Tests are holistically graded against a free-written response, often with pictures, rather than graded correct or incorrect among multiple choices.
Tests are more expensive to grade because of this, typically $25-30 per test compared to $2-$5, not including the cost of developing the test, typically different every year for every state.
Tests are more difficult to grade because they are typically graded against a handful with no more than one or two example papers at each scoring level. They cannot be graded by computer
Tests are less reliable. Agreement may fall between 60 to 80 percent on a 4 point scale and be considered to be accurate.
Graders do not need teaching credentials, only a bachelor's degree in any field, and are typically paid $8 to $11 per hour for part time work.
Failure rates as high as 80 to 95 percent are not only not unusual, they are fully expected and announced as test programs are introduced to the local press. Under traditional graduation criteria, African Americans had achieved national graduation rates within a few points of whites. In 2006, three-quarters of African Americans who failed the WASL were promised by Superintendent Terry Bergeson that they would not get a diploma if they did not pass retakes of the test in two years, even though she had pledged earlier that "all students" would get a world class diploma.
Failure rates for minorities and special education students are typically two to four times higher than for majority groups as extended response questions are more difficult to answer than multiple choice
Content is often difficult even for adults to quickly answer, even at grade levels as low as the fourth grade, especially in mathematics. Professor Don Orlich called the WASL a "disaster", with math and science tests falling well above the normal development level of students at many grade levels.

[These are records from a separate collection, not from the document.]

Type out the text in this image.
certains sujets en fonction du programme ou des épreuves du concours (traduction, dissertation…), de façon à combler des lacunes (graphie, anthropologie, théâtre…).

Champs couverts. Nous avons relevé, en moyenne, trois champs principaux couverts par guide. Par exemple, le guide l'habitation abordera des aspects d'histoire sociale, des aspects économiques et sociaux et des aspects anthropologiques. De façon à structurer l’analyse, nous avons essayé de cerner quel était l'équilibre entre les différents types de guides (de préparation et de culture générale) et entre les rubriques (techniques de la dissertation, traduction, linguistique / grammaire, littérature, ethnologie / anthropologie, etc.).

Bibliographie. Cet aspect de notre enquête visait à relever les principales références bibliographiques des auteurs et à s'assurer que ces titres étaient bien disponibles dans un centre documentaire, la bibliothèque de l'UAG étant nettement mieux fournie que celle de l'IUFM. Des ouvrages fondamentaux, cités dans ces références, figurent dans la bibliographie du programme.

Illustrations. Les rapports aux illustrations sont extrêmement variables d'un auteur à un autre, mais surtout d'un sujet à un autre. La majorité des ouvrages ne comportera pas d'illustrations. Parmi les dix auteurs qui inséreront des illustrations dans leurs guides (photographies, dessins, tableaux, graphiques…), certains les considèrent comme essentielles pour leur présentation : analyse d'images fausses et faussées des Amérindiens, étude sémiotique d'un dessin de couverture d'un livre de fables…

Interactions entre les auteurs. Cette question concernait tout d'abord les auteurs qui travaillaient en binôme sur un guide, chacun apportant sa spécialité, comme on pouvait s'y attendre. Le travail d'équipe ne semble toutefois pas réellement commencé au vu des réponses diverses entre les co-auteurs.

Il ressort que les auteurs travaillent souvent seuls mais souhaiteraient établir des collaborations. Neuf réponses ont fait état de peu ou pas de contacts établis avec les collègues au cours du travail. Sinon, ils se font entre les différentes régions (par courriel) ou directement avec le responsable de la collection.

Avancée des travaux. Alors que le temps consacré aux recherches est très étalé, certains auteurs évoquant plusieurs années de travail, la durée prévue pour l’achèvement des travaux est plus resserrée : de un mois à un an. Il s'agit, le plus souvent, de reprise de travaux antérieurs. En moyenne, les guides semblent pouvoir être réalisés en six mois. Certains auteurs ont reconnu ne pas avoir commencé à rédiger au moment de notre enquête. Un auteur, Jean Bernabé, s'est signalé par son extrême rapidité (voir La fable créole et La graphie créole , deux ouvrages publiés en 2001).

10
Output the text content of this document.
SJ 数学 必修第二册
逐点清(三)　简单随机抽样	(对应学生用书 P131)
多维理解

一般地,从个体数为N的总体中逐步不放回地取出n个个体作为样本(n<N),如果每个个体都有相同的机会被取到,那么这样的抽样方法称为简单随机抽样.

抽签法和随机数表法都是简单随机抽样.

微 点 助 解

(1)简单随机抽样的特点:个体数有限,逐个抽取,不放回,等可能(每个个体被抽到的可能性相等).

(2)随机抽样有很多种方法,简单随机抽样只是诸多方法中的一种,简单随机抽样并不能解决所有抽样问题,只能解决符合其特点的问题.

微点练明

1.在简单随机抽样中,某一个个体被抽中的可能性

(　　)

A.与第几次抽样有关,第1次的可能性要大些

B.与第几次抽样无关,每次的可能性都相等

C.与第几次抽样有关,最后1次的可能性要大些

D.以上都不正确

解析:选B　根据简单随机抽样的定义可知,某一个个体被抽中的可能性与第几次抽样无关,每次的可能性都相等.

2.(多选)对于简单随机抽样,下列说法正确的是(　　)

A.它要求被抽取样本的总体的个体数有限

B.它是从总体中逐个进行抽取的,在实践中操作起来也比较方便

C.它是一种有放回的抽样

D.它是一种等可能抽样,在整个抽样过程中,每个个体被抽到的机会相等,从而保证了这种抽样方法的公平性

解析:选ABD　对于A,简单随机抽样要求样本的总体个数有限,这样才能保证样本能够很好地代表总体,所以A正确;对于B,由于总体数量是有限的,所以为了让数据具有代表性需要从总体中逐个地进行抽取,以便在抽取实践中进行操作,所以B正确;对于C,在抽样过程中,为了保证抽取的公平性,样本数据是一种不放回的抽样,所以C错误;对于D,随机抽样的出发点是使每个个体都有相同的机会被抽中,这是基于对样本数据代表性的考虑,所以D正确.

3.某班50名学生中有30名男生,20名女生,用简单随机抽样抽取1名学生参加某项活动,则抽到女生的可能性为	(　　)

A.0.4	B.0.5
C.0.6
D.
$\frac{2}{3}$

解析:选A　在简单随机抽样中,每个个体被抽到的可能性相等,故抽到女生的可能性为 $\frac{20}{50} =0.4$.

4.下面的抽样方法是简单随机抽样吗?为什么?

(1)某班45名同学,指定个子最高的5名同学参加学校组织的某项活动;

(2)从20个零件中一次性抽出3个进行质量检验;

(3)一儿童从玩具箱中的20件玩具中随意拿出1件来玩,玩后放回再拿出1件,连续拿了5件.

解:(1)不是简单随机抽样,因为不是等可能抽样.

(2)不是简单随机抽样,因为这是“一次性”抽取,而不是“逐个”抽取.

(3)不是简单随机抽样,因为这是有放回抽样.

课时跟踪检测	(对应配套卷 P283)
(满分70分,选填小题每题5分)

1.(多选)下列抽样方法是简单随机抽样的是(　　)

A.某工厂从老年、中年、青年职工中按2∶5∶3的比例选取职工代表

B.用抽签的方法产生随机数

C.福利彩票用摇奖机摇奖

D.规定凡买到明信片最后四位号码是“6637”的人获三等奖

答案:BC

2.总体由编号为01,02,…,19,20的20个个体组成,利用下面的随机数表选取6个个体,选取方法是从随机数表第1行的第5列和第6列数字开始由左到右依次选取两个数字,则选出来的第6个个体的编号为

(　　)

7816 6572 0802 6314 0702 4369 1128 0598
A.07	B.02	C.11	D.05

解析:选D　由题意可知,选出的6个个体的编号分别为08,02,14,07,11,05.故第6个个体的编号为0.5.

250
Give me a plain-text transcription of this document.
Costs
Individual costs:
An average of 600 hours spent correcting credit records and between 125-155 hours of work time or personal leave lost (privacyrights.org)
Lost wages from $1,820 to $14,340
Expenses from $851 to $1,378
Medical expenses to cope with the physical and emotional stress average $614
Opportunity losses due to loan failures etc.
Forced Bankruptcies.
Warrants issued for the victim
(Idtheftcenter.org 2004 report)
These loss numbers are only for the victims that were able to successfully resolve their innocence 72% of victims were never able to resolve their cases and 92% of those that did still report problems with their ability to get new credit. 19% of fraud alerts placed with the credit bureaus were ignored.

Mathematics has a high proportion of statistics and geometry, and a low content of simple arithmetic.
Schools are scored as zero for students who do not take the test.
Passing such a test at the 10th grade level is typically planned as being required for graduating high school.
Passing such a test, rather than the 50th percentile, is defined as grade level performance.
A question with a correct answer may be graded as incorrect if it does not show how the answer as arrived at. A question with an incorrect numerical conclusion may not necessarily be graded as wrong.
The North Carolina Writing project gave out less than 1 percent exemplary '4' scores. Such papers employed vocabulary and knowledge on a level sometimes exceeding that of the college graduate graders, and well above the intended audience of a high school graduation. This level would be even more difficult than achieving an SAT score sufficient for entry into an Ivy Leage private college.
Scores typically rise much faster than standardized tests such as NAEP or SAT given over the same time period.